We are big fans of this show. We’ve owned this on VHS, laserdisc and DVD, saw the ’95 Broadway revival with Matthew Broderick (no Morse, sad to say) and ventured out to the Brooklyn Academy of Music a few years ago for a screening of the Swift film hosted by Robert Morse. He signed my one-sheet.
The picture opened well at Radio City and the reviews were pretty good. Maybe there was something about the style of the promotion that folks found off-putting, I dunno. I’ve attached an alternate British poster design (just below ↓) that I find sort of interesting. Why this didn’t perform better is a mystery.
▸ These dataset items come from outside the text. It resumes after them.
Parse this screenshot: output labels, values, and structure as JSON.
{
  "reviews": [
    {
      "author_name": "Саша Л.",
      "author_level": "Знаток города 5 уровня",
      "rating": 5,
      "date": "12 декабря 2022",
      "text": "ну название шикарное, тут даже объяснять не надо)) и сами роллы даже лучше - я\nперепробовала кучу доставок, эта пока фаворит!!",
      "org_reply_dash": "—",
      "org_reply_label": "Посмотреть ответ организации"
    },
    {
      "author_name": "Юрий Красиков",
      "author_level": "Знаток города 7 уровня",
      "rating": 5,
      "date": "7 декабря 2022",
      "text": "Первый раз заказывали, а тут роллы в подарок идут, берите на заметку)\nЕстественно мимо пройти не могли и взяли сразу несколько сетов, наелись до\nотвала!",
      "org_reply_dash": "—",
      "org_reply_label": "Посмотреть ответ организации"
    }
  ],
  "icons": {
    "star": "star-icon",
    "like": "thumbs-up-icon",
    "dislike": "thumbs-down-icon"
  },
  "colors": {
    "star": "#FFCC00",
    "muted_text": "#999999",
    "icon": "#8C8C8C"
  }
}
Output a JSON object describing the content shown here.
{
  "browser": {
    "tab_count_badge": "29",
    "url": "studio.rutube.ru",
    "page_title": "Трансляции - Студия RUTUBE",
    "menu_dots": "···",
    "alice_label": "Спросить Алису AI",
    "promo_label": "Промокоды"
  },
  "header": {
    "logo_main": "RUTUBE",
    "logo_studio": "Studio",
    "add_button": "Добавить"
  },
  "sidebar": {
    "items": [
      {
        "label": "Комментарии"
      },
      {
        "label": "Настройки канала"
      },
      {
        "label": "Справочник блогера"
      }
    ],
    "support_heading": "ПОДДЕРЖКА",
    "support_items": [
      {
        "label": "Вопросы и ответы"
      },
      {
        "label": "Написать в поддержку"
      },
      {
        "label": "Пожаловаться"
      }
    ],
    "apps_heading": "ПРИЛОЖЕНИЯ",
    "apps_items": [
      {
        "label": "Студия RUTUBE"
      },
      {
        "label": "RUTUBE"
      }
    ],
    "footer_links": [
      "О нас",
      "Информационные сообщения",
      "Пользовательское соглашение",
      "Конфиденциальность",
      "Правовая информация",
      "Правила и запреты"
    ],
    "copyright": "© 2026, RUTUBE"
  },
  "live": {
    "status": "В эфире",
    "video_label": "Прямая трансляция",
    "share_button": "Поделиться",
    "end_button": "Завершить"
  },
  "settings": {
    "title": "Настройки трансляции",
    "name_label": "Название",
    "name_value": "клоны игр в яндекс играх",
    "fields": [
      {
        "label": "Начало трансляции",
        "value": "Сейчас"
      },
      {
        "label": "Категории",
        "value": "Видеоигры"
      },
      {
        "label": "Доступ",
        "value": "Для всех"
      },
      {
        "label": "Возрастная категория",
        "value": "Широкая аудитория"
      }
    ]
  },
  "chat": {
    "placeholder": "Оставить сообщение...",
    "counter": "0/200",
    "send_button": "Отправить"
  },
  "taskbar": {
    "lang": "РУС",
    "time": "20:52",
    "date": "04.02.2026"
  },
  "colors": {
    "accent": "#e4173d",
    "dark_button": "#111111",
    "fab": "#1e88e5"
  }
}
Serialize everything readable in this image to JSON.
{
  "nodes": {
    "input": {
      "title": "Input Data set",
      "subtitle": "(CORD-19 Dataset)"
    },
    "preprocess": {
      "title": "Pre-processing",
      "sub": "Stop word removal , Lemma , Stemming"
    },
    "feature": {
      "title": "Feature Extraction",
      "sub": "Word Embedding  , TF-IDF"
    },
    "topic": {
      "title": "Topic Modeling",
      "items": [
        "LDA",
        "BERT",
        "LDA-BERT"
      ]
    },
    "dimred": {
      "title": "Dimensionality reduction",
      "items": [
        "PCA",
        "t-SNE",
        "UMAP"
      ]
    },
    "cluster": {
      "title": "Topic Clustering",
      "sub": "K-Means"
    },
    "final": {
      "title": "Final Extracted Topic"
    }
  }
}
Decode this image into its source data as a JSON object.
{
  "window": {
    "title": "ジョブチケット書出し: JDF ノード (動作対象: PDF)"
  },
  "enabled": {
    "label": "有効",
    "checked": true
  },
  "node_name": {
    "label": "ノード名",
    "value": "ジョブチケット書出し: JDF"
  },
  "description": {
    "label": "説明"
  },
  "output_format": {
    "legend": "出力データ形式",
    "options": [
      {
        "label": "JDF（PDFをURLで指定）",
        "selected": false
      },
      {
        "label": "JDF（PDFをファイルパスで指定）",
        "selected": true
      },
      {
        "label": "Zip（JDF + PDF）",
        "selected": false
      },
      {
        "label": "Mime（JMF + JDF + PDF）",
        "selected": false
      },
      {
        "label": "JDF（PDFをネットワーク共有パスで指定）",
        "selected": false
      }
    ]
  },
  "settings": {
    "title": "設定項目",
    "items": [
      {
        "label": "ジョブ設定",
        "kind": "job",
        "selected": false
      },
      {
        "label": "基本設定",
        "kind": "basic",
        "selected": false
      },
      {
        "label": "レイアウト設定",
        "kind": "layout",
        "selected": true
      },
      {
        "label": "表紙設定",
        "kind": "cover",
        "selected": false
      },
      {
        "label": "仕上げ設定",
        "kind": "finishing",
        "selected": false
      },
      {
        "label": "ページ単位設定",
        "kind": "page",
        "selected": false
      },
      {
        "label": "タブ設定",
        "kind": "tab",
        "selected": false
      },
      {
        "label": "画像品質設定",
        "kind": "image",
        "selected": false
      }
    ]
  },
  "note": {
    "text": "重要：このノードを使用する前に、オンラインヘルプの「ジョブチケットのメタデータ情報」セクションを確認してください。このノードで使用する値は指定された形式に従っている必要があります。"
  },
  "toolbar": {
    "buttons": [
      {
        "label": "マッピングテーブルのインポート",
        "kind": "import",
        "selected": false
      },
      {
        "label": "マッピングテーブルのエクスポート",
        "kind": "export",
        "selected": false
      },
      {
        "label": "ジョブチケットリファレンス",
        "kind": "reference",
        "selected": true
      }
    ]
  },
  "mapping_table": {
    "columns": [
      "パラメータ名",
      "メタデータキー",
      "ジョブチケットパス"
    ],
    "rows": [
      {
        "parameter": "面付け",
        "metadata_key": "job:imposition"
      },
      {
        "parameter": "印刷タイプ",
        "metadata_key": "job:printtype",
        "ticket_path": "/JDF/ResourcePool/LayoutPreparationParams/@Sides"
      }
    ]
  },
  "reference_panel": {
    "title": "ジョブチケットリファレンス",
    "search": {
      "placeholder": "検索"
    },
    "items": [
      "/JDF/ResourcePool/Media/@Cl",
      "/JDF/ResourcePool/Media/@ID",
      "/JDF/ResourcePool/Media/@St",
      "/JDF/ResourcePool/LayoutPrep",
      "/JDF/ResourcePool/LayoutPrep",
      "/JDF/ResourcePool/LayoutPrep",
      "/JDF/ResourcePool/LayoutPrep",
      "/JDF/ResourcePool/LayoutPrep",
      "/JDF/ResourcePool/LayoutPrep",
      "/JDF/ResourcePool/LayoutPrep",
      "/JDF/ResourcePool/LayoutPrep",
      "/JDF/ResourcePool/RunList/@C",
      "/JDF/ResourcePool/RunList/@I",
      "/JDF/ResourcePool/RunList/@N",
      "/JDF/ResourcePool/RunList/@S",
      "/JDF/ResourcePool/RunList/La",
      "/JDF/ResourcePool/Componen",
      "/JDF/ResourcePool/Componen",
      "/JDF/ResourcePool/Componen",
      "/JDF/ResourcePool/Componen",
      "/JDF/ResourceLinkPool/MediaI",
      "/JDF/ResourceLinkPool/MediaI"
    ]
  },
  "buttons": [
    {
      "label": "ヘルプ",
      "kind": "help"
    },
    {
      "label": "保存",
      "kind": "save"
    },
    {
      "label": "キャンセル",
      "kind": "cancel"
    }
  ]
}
It did air successfully on NBC a few times; it was still an entertaining pleaser, even in pan-&-scan.
Was this helpful? Best, Always — B.
The incoming emails continue on the first How to Succeed in Business Without Really Trying review. Correspondent Michael Bjortvedt thoughtfully rounded up all the “Coffee Break” images he could find, and I’ve used them to illustrate this second look at the movie.
(During our 1997 inquiry after the lost “Coffee Break,” John Kirk noted that the removal of the musical number unbalanced the film reels. Reel 2A was on the short side, and he conducted his search by checking the recorded reel length of prints held in distant vaults. So yes, it does look as if the scene had been dropped at the 11th hour, or during the first engagements.)
Both Gil Lamont and Stefan Anderssen inquired about where Twilight Time’s 5.1 mix came from — could it have been made from those original stereo mix elements? I have found the answer to that one: nope, the stereo mix on the new Blu-ray was made from a mono stem, in 2006 by Chace Audio.